Howard Thurman is far from a household name in the United States, but without him there may never have been a Martin Luther King Jr., a Jesse Jackson or a Vernon Jordan _ at least as the public knows them.
King and other civil rights activists served on the front lines during the heyday of the civil rights era. Behind the scenes, it was Thurman's preaching and writings that sustained them through some of their bleakest hours.
That is one of the messages directors of a massive project at Colgate Rochester Divinity School here hope to convey as they organize tens of thousands of unpublished documents relating to Thurman's life _ including some 1,000 sermons _ into a five-volume collection, plus a video and oral history.
"He wasn't on the front line leading boycotts and marching," said Catherine Tumber, director of the project. "He knew the civil rights leaders. He ministered to their souls. That's why we call him the pastoral leader of the civil rights movement."
Thurman, who died in 1981 at age 81, received a bachelor of divinity degree in 1926 from what was then Rochester Theological Seminary. From 1953-65, he served as professor at Boston University and as dean of Marsh Chapel, the first African-American to be appointed dean at a white university in the United States.
King was said to have carried with him at all times the best-known of Thurman's 21 books, Jesus and the Disinherited, which taught that finding freedom in the outside world is impossible without first finding freedom in oneself.
The Rev. Jesse Jackson once called Thurman "a teacher of teachers, a leader of leaders, a preacher of preachers" and said it was "no small wonder" that he and other civil rights leaders sat at Thurman's feet.
"We knew it was a blessing to give this prophet a glass of water or to touch the hem of his garment," Jackson said.
The Rev. Walter Earl Fluker, editor of the project and dean of black church studies at Colgate Rochester, said he believes the project, funded through grants totaling $480,000, is in part responsible for what he termed a "whole new renaissance of Thurman."
He noted that magazines such as Sojourners and Creation Spirituality have recently done substantial articles on Thurman and said students seem to be asking more and more questions about Thurman, who was named one of the 12 greatest preachers of the century by Life magazine.
"We have unearthed works of a major American thinker and theologian," Fluker said. He calls Thurman the "flip side" of King because Thurman interpreted the interior, individual life, while King's crusade for civil rights made him one of the most visible personalities of the 1960s.
"With Thurman, there was no political or social discourse without the "you,'
" Fluker said. "Instead of a frontal attack, Thurman decided to go deep.

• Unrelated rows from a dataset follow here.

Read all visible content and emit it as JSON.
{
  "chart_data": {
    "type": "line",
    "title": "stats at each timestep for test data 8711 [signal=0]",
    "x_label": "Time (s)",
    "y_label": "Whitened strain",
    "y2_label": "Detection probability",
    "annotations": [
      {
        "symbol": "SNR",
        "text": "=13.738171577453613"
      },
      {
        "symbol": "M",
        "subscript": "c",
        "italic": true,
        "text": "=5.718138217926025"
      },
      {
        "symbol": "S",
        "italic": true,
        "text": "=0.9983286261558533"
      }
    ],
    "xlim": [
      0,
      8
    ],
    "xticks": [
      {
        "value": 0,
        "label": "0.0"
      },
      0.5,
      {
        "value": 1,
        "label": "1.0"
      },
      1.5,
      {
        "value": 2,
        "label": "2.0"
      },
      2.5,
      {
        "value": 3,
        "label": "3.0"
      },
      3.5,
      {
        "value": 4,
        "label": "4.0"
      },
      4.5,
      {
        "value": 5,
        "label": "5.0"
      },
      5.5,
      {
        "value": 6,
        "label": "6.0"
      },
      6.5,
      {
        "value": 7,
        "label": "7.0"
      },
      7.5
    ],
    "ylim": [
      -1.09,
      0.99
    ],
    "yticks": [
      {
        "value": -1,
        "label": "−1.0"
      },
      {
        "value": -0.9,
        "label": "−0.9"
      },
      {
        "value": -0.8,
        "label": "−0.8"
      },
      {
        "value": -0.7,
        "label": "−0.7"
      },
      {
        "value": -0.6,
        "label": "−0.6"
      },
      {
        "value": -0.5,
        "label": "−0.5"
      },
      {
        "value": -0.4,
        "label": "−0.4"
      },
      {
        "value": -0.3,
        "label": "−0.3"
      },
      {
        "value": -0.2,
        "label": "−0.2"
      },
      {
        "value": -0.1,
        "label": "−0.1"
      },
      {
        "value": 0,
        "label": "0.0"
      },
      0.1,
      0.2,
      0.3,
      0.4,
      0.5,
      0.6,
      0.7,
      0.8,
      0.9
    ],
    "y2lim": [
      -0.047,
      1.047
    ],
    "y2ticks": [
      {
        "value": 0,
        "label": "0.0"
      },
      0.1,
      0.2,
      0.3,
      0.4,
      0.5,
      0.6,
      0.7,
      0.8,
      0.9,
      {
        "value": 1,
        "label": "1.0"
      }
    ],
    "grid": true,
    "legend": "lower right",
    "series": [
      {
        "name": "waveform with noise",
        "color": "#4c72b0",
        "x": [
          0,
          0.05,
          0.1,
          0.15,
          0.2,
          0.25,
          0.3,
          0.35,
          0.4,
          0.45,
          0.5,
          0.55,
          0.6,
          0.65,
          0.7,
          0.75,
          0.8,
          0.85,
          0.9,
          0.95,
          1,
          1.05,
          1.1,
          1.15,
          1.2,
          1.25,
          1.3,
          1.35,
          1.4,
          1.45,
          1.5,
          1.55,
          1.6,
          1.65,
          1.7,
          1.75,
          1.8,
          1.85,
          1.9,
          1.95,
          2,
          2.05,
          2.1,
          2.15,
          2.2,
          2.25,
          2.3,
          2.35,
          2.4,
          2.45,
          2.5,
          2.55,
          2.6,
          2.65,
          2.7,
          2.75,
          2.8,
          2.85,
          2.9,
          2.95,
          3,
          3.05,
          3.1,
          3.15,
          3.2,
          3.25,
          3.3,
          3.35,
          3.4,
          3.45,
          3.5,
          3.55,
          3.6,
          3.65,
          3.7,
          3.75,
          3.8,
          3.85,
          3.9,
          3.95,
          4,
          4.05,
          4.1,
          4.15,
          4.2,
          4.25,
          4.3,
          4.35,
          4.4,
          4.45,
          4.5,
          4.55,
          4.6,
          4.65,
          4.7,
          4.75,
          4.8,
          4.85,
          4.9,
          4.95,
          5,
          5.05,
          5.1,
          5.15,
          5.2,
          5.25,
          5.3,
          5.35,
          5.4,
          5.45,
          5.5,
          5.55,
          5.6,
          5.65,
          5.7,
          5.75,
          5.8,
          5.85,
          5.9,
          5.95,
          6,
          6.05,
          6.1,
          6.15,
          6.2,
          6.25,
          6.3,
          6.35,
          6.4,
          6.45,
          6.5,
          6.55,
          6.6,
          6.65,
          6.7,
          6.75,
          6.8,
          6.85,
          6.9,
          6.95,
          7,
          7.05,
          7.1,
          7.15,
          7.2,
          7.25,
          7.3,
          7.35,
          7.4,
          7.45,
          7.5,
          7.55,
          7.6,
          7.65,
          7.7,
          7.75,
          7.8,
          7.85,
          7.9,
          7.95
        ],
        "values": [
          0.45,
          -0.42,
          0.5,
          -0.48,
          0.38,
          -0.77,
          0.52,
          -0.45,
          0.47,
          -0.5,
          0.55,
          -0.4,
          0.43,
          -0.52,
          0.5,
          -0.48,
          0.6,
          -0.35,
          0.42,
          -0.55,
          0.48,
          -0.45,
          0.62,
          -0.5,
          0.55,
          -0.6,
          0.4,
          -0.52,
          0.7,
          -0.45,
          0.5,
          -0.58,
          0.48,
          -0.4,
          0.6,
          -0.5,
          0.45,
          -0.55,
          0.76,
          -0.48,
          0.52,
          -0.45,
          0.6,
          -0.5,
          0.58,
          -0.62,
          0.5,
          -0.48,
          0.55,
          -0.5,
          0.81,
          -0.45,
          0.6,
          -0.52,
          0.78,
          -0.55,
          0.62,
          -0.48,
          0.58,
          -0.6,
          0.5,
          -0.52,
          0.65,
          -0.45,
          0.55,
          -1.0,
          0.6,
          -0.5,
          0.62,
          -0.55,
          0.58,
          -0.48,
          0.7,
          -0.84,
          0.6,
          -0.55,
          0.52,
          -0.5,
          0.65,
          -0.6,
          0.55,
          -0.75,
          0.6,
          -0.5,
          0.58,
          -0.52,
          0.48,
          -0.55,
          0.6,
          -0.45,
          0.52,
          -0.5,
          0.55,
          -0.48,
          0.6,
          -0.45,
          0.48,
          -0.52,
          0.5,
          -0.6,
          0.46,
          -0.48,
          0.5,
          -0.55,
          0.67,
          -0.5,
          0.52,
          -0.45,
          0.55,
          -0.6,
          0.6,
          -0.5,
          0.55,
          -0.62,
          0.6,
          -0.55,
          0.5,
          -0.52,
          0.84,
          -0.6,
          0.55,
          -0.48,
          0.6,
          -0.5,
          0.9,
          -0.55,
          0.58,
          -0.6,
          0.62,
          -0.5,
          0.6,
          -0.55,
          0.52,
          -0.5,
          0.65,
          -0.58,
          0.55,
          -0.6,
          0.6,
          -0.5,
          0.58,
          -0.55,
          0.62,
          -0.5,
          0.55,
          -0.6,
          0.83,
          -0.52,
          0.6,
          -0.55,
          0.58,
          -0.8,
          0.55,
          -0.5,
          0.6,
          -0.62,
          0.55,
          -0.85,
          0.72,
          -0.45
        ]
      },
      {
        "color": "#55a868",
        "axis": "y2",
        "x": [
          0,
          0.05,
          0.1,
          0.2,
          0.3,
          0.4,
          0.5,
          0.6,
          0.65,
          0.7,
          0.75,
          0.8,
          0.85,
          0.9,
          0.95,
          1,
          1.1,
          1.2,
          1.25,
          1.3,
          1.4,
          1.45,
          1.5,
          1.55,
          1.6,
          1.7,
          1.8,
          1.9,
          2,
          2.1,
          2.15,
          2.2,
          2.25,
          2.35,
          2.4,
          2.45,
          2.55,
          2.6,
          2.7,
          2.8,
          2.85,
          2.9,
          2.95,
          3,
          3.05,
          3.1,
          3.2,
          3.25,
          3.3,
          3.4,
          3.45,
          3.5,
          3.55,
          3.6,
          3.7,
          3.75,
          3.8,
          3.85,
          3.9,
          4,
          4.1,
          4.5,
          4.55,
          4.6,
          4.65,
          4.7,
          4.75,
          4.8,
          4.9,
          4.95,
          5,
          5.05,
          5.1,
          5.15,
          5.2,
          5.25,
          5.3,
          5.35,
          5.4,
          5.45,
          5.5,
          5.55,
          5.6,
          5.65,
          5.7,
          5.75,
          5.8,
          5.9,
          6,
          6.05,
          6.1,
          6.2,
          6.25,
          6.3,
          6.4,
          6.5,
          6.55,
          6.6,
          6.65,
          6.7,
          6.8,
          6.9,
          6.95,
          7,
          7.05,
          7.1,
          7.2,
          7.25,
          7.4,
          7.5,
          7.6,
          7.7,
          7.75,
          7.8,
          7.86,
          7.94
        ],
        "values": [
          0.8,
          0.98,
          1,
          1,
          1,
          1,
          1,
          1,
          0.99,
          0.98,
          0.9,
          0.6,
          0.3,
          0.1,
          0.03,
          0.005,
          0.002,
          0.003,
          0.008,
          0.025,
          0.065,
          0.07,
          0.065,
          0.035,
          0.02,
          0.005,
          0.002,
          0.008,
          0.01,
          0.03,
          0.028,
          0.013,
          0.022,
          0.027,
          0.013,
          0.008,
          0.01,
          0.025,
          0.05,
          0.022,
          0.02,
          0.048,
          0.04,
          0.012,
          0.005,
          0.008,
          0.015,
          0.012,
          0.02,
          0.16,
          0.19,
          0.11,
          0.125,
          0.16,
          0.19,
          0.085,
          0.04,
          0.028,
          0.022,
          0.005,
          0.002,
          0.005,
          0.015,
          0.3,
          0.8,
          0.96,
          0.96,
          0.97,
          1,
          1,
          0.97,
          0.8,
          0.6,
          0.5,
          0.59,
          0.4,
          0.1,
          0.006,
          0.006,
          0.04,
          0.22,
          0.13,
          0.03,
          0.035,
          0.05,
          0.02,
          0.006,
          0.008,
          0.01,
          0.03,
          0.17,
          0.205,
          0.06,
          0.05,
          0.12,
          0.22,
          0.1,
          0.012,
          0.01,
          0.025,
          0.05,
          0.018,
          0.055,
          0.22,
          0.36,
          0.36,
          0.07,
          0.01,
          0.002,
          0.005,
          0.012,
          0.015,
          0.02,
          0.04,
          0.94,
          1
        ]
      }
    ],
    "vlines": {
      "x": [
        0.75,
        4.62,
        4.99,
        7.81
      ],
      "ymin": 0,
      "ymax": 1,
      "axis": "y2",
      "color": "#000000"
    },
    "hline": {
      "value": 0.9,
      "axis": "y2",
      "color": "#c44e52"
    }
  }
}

The process of individuation is the very bedrock of any liberty movement."
"I think people are looking for some new way of how to come to terms with a legacy of racism in this country," Tumber said. "There has been an impasse for a long time now since the models developed by Martin Luther King and Malcolm X and others _ integrationist and black nationalism."
"Some of Thurman's greatest work is around what he calls the anatomy of violence," Fluker said. "He says violence begins with fear, deception and hatred. That's a spiraling effect which produces "hate walking on earth,' which is violence, and it can only be combated through love.
"Of course, his understanding of love is far more than any sentimental understanding of love. It is love wedded to what Gandhi and King were trying to do with non-violent resistance." Indeed, Thurman traveled to India in 1955 and met with Gandhi.
Colgate's project, now in its third year, was originally expected to involve about 100,000 of Thurman's papers. But that figure has been upped to 150,000 unpublished or little-known works. The first volume in the series is scheduled for publication in 1995.
Thurman was trained in the Baptist tradition and was known as a Christian mystic and seeker of racial and religious harmony. He became dean of Rankin Chapel at Washington's Howard University, a historically black school, in 1932.
He co-founded the Church for the Fellowship of All Peoples in San Francisco, which claims to be the first interracial, interdenominational church in the country, and was pastor there from 1943-53.
He also was honorary canon of the Cathedral of St. John the Divine in New York City.
In addition to teaching at Howard, Thurman taught at two other historic black institutions, Morehouse College and Spelman College, both in Atlanta.
Initial funding for the project came through a $200,000 grant from the Lilly Endowment. Since then, grants totaling $280,000 have come from the Pew Charitable Trusts; the National Historical Publications and Records Commission, which is part of the National Archives and Records Administration; and the Louisville Institute for the Study of Protestantism and American Culture.